Markets bounced back from predictable support levels, as we mentioned last week.
With a couple more lunar green period days to go, we are likely to see some additional upside early in the week, but the question remains if we will get any further than that.
Let’s have a look at the Nasdaq chart (click for larger image):
The Nasdaq bounced back from major support just below 3400 and may now go on to create a double top with the May highs.
My Earl2 indicator is continuing to show a weakening picture however, with the orange line about to cross below the red line. But the shorter term Earl (blue line) is turning up from a very oversold bottom, which indicates that we are ready for some rebound rally first. It is fairly common to get one more rally (and possibly new highs) after the Earl2 gives a sell signal.
This being the case, I would use any rally we get this week to take some profits or buy some protective puts, especially if the market stalls near the 3500 level. The next weeks we could easily see a retest of last week’s lows, as we will be in the next lunar red period.
That’s when I would start looking for new buying opportunities, as it is still quite likely that the Nasdaq will get to 3700 this summer, before we get a bigger correction.

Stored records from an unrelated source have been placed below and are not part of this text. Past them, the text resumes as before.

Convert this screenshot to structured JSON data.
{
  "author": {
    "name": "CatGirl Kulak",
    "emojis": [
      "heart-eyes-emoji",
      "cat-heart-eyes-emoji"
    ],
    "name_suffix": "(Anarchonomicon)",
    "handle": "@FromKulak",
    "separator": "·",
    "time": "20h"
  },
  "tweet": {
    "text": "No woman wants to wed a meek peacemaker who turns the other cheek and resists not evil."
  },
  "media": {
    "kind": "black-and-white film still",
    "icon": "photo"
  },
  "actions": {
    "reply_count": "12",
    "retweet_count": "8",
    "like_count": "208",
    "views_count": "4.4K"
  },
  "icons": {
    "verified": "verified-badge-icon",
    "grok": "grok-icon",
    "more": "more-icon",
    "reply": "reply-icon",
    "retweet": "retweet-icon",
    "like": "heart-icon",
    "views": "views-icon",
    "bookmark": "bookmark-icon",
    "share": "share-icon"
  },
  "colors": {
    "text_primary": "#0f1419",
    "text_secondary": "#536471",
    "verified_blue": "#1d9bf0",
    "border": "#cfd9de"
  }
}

As chart of the week I take a look at gold again (click for larger image):
Since the gold crash in April it has tried to rebound, but in the recent weeks the price action has been quite weak.
Notice how my Earl indicators have done a good job at marking the major tops in the last year, and how the Earl is now once again turning down. This means the risk for another leg down in gold prices is now increasing.
I would stay out until a healthier technical picture appears, or until gold breaks out above the $1422 key level.